It’s up to Republicans to decide if they agree with this strategy. Do they want an issue or do they want us to get it done quickly?
Statements like this boggle the mind. Welcome back from Mars, Jim, how has the weather been on The Red Planet? Much rain since your arrival there in the early-70s?
The future does not belong to those who are content with today, apathetic toward common problems and their fellow man alike, timid and fearful in the face of new ideas and bold projects. Rather it will belong to those who can blend vision, reason and courage in a personal commitment to the ideals and great enterprises of American Society.

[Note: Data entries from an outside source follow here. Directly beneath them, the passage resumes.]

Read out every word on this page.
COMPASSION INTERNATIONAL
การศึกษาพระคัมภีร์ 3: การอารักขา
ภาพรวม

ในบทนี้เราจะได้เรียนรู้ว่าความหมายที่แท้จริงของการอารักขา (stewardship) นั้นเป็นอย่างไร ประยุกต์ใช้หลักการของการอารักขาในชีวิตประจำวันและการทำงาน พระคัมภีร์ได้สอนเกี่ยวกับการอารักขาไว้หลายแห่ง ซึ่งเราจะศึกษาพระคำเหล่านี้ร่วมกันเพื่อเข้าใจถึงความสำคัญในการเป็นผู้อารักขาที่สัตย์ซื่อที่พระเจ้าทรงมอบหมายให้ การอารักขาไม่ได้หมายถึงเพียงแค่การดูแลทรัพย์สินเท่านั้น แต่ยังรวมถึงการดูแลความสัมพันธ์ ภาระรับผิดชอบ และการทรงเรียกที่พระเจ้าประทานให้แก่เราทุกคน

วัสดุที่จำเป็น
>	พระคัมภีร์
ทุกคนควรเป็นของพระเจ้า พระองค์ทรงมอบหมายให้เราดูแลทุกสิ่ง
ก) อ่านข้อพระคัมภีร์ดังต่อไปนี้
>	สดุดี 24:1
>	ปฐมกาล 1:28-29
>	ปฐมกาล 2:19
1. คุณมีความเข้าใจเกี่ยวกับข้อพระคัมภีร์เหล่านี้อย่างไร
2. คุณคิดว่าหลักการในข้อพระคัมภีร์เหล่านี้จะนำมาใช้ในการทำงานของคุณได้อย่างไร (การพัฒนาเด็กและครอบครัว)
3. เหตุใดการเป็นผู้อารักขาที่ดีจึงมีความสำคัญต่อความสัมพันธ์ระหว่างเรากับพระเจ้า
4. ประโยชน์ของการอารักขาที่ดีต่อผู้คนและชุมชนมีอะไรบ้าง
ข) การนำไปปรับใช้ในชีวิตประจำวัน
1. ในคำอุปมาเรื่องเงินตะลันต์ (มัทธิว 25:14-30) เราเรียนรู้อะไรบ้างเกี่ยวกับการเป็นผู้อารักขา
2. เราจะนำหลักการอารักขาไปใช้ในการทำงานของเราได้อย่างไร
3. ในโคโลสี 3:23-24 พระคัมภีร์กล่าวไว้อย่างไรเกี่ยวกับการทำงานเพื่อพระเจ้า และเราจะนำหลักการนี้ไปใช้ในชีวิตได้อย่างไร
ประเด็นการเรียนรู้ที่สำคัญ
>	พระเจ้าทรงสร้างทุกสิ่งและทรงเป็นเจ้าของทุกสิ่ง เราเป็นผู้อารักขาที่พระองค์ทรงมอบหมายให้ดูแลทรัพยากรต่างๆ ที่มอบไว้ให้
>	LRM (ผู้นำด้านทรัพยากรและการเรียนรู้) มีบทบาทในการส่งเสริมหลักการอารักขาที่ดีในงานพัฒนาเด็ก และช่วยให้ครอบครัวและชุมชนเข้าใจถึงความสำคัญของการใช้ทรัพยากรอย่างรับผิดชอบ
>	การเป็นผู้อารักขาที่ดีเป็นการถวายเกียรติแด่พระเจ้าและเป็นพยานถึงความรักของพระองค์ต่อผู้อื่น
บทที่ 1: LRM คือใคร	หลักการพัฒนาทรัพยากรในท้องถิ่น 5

We were not deceived by the idiotic rhetoric of the far right. We knew you were a centrist and a pragmatist from the get-go. We are inherently sympathetic to the cause and appreciate the moments of progress, no matter how diminished or incremental they may be, when those moments have stumbled and sputtered into being. Unlike the people you classify as not on drugs, we actually give you credit for them. And but so we’re getting awfully tired of being portrayed as a villain by the same group that treats FOXnews as a thoroughly impartial and purely journalistic concern.
As was noted on the crazed liberal outlet msnbc the other night, right now in China people are commuting on a spanking-new ~200mph MagLev train. In America, we’re un-paving roads because we can’t afford them anymore. Precisely where in that sentence can you find the “great enterprises of American Society,” Mr. Gibbs? That’s what makes us uneasy. That’s why we’re crying out for some leadership, especially if it’s just tilting at windmills. Because that’s a part of leading: taking up an important cause, no matter how unpopular or unheralded, and fighting for it, whatever may come. Yes: even if you lose.
And, not coincidentally, that is precisely what we have never seen out of this administration. Must be all the drugs.